These days, it is almost impossible to find a small business where everything is done at the home location, by full-time employees. We are in the age of outsourcing, by any of many popular names, including subcontracting, freelancing, and virtual assistants. These approaches allow your startup to grow more rapidly, save costs, but costly mistakes can lead to business failure.
There are many books written on this subject, but this classic by Chris Ducker, “Virtual Freedom,” manages to pack a lot more practical guidance into a small space that many others I have seen. He is regarded by many as the number-one authority on virtual staffing and personal outsourcing, and is himself a successful entrepreneur based in the Philippines.
I was impressed with his summary of the top ten outsourcing mistakes made by entrepreneurs, followed by real guidance on how they can and should be avoided. In terms of quotes I hear too often, here is my interpretation of the most common mistakes, which every entrepreneur should avoid at all costs, before these assume that outsourcing will be their salvation:
- “With outsourcing, we won’t need many managers.” Contractors and freelancers, like any other business, manage their own internal processes, but they can’t manage your business. Don’t over-manage remote workers, but don’t expect them to manage your business. Hire and train your own managers for internal and external work projects.
- “With the high-speed Internet, our workers can be anywhere in the world.” Labor rates are lower in some countries, but culture and language match are the real keys to productivity. Countries near you may be in the same time zone for easy communication, but lack the skills you need. As with real estate, it’s still about location, location, location.
- “Let’s cut costs by outsourcing all from this point forward.” Some entrepreneurs get outsource-happy to save costs and begin outsourcing everything and anything that lands on their desks. Ideal outsourced tasks are outside your core competency, can be specified in detail, and managed with quantified deliverables and checkpoints.
- “Fixed price bidding is the only effective outsourcing model.” Getting a fixed price bid works for well-defined short-term projects, like blogging or programming. But trying to use it on call centers, affiliate marketing, or even data entry probably won’t be effective. Do your research with peers, and check the alternatives on every project. Be flexible.
- “Fair compensation is the lowest price we can negotiate.” Outsourcing won’t work if you don’t keep the virtual team happy. Unhappy workers will do a poor job, so cheap is not a good deal. Fair compensation is normally something higher than the market price at the outsourcing location, but lower than you would have to pay in your location.
- “I expect everyone working for me to adopt my culture.” The outsourcing team will always try to adapt to your situation, but success depends on their cultural work ethics, time constraints, social status, language quirks, and an overall attitude. Adapting to culture goes both ways, and training is the key. Recognize and embrace differences.
- “Current workers will manage the outsourcing as I grow.” Don’t set up outsourced projects under a professional who doesn’t want to manage, or is simply unavailable to the different work hours, or insensitive to cultural differences. Virtual teams need a lot of stability and structure, extra communication, standard protocols, and contingency plans.

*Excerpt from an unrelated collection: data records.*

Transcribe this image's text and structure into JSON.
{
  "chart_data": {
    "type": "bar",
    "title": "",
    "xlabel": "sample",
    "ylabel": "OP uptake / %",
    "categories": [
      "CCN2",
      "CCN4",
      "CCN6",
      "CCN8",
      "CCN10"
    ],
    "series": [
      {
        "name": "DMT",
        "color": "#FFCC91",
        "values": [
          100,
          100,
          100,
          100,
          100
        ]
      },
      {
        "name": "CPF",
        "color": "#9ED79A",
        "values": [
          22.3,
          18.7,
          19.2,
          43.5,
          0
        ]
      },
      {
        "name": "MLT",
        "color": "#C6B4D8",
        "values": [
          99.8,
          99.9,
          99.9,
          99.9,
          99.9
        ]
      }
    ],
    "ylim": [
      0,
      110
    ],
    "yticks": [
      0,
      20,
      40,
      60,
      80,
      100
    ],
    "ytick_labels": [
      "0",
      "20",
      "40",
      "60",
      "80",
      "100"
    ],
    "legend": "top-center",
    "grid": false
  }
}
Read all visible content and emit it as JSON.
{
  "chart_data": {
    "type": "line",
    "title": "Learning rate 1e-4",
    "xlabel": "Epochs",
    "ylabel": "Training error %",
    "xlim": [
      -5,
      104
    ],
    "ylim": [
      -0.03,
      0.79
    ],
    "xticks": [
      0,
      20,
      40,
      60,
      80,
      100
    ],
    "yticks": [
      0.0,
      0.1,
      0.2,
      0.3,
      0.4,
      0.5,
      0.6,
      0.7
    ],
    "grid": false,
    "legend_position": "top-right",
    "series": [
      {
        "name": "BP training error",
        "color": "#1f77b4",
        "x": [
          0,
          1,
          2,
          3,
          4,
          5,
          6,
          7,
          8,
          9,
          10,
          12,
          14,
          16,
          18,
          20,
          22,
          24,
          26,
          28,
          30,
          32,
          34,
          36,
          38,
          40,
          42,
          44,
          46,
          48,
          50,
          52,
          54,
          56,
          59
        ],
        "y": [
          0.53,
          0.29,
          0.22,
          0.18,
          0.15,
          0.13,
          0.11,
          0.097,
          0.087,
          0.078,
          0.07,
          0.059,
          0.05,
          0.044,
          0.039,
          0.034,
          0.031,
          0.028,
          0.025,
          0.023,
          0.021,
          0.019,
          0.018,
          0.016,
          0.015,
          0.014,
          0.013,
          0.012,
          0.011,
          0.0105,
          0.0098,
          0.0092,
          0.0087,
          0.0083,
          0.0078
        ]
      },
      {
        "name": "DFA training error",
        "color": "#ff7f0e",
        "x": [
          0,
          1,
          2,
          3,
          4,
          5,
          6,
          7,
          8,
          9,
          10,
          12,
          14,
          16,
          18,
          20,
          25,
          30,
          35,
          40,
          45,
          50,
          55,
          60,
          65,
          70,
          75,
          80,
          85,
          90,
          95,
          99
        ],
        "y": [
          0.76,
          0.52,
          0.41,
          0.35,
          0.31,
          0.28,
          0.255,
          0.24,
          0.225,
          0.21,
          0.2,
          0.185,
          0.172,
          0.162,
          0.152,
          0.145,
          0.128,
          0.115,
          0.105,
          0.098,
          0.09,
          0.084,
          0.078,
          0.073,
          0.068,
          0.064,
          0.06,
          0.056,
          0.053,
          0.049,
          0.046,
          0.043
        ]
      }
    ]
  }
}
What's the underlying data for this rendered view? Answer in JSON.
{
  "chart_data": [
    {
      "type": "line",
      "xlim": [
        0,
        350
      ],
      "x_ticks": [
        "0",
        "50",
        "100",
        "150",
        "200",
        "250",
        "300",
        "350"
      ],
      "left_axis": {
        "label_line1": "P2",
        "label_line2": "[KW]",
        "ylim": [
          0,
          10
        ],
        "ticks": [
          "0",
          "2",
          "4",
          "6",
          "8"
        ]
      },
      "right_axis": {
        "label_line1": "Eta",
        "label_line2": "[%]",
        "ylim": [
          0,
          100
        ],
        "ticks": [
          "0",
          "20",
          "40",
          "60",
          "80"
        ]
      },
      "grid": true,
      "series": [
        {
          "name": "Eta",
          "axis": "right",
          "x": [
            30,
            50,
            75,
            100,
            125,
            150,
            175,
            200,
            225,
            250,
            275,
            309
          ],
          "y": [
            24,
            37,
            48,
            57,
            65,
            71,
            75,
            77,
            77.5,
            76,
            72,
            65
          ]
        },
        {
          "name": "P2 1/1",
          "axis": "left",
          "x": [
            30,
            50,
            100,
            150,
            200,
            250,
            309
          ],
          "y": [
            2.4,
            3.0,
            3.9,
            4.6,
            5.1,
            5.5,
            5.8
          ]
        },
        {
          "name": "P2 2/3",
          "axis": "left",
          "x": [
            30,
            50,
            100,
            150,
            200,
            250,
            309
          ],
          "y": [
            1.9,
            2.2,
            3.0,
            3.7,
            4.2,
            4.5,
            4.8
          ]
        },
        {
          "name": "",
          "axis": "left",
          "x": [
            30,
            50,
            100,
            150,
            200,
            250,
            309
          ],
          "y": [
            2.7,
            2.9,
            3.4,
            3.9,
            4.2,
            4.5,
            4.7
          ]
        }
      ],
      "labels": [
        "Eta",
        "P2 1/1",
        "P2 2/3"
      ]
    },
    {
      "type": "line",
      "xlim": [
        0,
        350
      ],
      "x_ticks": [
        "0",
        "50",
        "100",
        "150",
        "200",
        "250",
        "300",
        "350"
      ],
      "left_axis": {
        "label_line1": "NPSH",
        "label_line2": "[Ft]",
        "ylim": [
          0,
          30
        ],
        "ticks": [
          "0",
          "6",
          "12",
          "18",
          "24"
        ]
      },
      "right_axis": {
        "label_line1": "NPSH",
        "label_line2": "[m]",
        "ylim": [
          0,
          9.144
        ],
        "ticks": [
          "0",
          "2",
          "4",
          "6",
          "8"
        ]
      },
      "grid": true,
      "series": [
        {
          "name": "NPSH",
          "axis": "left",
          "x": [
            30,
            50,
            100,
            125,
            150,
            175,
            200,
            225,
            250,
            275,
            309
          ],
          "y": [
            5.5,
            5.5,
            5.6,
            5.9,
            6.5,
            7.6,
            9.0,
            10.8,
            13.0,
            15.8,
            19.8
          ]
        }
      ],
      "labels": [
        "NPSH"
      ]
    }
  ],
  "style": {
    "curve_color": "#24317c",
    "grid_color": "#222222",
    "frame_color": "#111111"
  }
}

- “My IT budget will go down as remote users use their own tools.” When you sign up remote workers, you’ll start to rely heavily on collaborative tools, Internet bandwidth, and new data security tools. You will need to invest more in training your own team, and increase your capital budget for new hardware and software. Don’t get caught off guard.
- “Utilization and personal growth of virtual employees is not my problem.” Some entrepreneurs view their outsourced employees as temps, or as a cheap way to staff the company during its startup phase. You should never hire internal or external staff based solely on what they can do now. Bored and unmotivated teams are never cost-effective.
- “I’ll outsource software development, since I don’t understand it.” Entrepreneurs need to know every component of their business at a management level, or have a cofounder who does. Relying totally on a virtual team implies they are managing your company, not you. If you don’t know where you are going, you probably won’t get there.
In summary, an entrepreneur should never approach outsourcing as an inexpensive and easy method of offloading work. With modern technology, and worldwide reach, it should be seen as an important tool for building an efficient, lean, and competitive business, optimized to give you more time for strategic focus.